Researchers convert human skin cells directly into brain cells

Adult human skin cells were used instead of mouse cells in this study.

Scientists from Washington University School of Medicine in St. Louis have discovered a way to convert skin cells into a specific type of brain cell that is affected by Huntington’s disease.

Huntington’s disease is a hereditary degenerative brain disorder that initially affects cognitive ability and mobility, and causes depression, forgetfulness, clumsiness, and involuntary twitching. As the disease progresses, it eventually leads to the inability to walk, speak or swallow. Eventually death will follow from complications including infection, choking, or heart failure.

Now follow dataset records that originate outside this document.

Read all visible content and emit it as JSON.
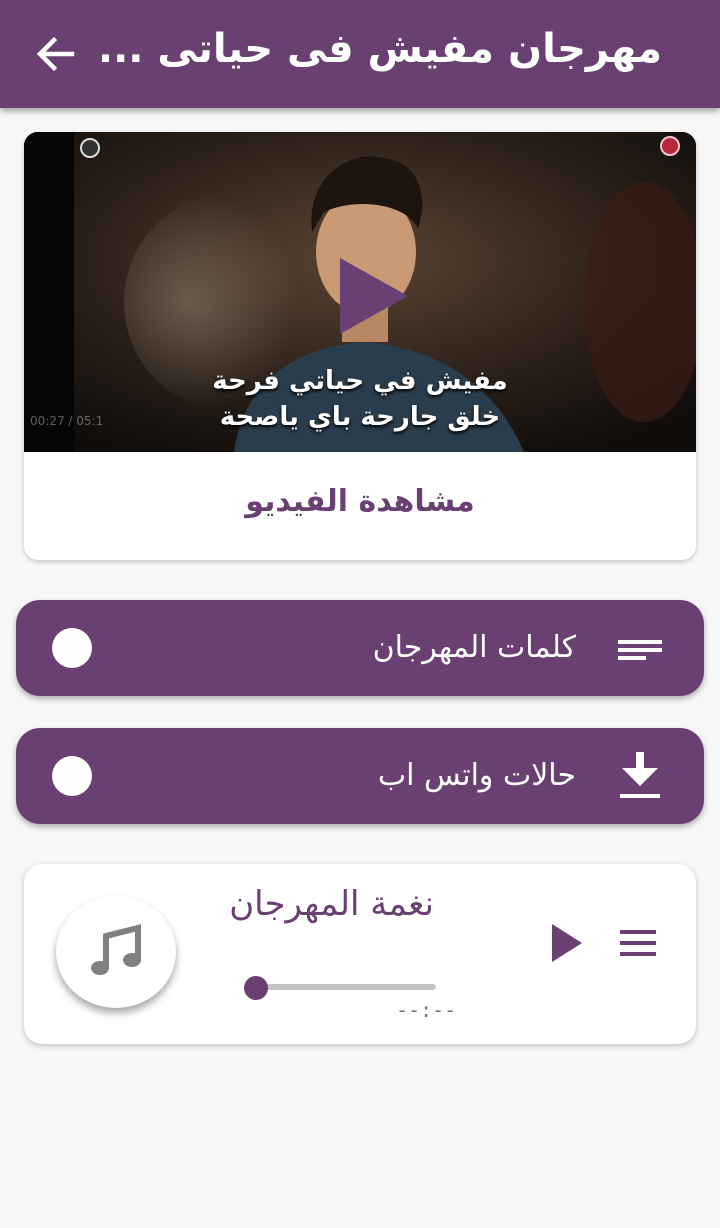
{
  "app_bar": {
    "title": "مهرجان مفيش فى حياتى ...",
    "back_icon": "arrow-left-icon"
  },
  "video": {
    "caption_line1": "مفيش في حياتي فرحة",
    "caption_line2": "خلق جارحة باي ياصحة",
    "time_overlay": "00:27 / 05:1",
    "watch_label": "مشاهدة الفيديو",
    "play_icon": "play-icon"
  },
  "menu": [
    {
      "label": "كلمات المهرجان",
      "icon": "lyrics-lines-icon"
    },
    {
      "label": "حالات واتس اب",
      "icon": "download-icon"
    }
  ],
  "player": {
    "title": "نغمة المهرجان",
    "duration": "--:--",
    "progress": 0,
    "disc_icon": "music-note-icon",
    "play_icon": "play-icon",
    "menu_icon": "hamburger-menu-icon"
  },
  "colors": {
    "primary": "#6a4073",
    "background": "#f7f7f7",
    "surface": "#ffffff"
  }
}
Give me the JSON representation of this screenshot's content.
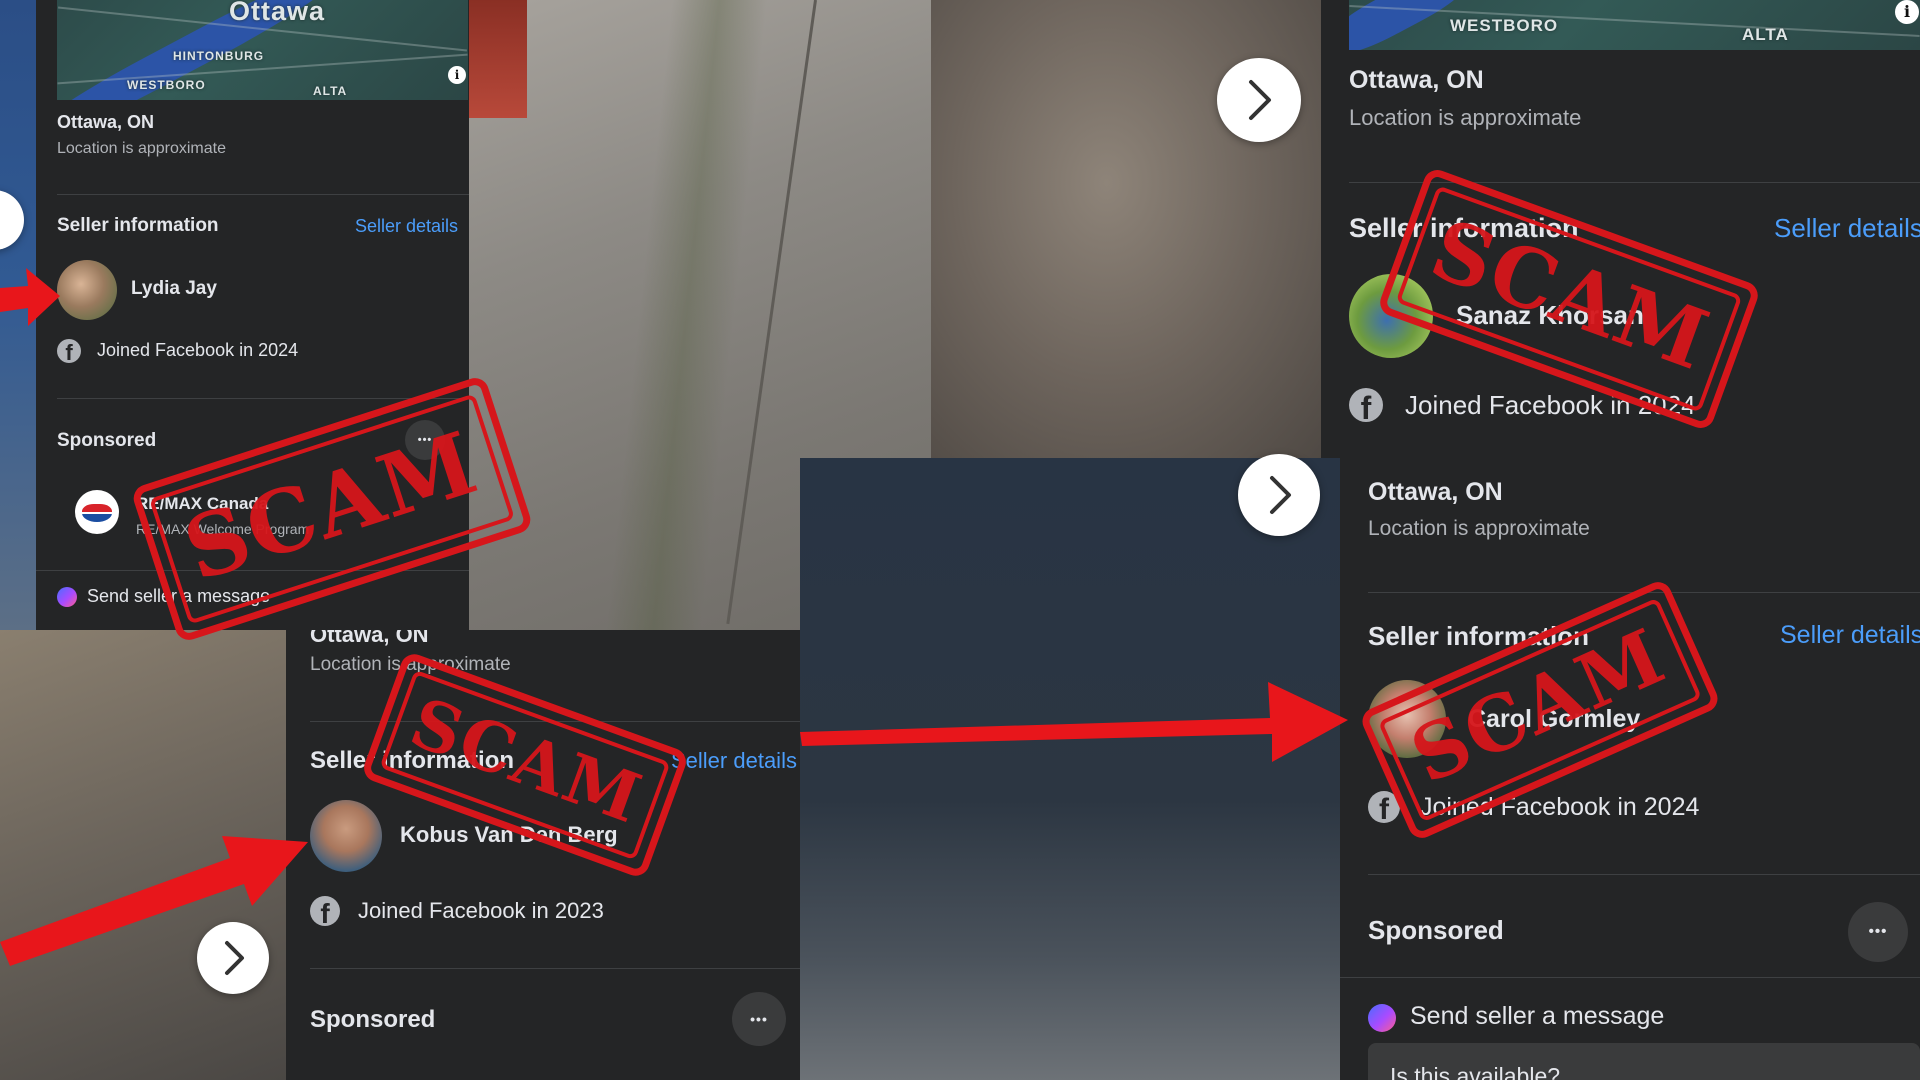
{
  "colors": {
    "accent_link": "#4b9dfa",
    "panel_bg": "#242526",
    "stamp_red": "#d6161b",
    "arrow_red": "#e8161b"
  },
  "stamp_text": "SCAM",
  "panels": {
    "top_left": {
      "map_labels": [
        "Ottawa",
        "HINTONBURG",
        "WESTBORO",
        "ALTA"
      ],
      "info_icon": "i",
      "location": "Ottawa, ON",
      "location_sub": "Location is approximate",
      "seller_info_title": "Seller information",
      "seller_details_link": "Seller details",
      "seller_name": "Lydia Jay",
      "joined": "Joined Facebook in 2024",
      "sponsored_title": "Sponsored",
      "more_label": "•••",
      "ad_name": "RE/MAX Canada",
      "ad_sub": "RE/MAX Welcome Program",
      "send_message": "Send seller a message"
    },
    "top_right": {
      "map_labels": [
        "WESTBORO",
        "ALTA"
      ],
      "info_icon": "i",
      "location": "Ottawa, ON",
      "location_sub": "Location is approximate",
      "seller_info_title": "Seller information",
      "seller_details_link": "Seller details",
      "seller_name": "Sanaz Khorsan",
      "joined": "Joined Facebook in 2024"
    },
    "bottom_left": {
      "location": "Ottawa, ON",
      "location_sub": "Location is approximate",
      "seller_info_title": "Seller information",
      "seller_details_link": "Seller details",
      "seller_name": "Kobus Van Den Berg",
      "joined": "Joined Facebook in 2023",
      "sponsored_title": "Sponsored",
      "more_label": "•••"
    },
    "bottom_right": {
      "location": "Ottawa, ON",
      "location_sub": "Location is approximate",
      "seller_info_title": "Seller information",
      "seller_details_link": "Seller details",
      "seller_name": "Carol Gormley",
      "joined": "Joined Facebook in 2024",
      "sponsored_title": "Sponsored",
      "more_label": "•••",
      "send_message": "Send seller a message",
      "input_value": "Is this available?"
    }
  },
  "fb_glyph": "f",
  "icons": {
    "next": "chevron-right-icon",
    "info": "info-icon",
    "facebook": "facebook-icon",
    "messenger": "messenger-icon",
    "more": "more-options-icon"
  }
}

Senior study author Andrew S. Yoo, PhD, assistant professor of developmental biology, and colleagues were able to produce a specific type of brain cell called medium spiny neurons, which play a key role in controlling movement. These are the main cells that are affected in Huntington’s disease.

Adult human skin cells were used instead of mouse cells in this study. The ability to convert adult human cells provides a possible future therapy that uses the patient’s own skin cells that are easily accessible and not rejected by the immune system.

Yoo and his colleagues placed the skin cells in an environment similar to that of brain cells in order to reprogram them. The researchers showed that exposure to two microRNAs altered the mechanisms that control the packaging of DNA. These microRNAs seem to open up these packaged sections of DNA that are crucial for brain cells.

“Not only did these transplanted cells survive in the mouse brain, they showed functional properties similar to those of native cells. These cells are known to extend projections into certain brain regions. And we found the human transplanted cells also connected to these distant targets in the mouse brain. That’s a landmark point about this paper,” said Yoo in a statement.

The findings of the study are published in the journal Neuron.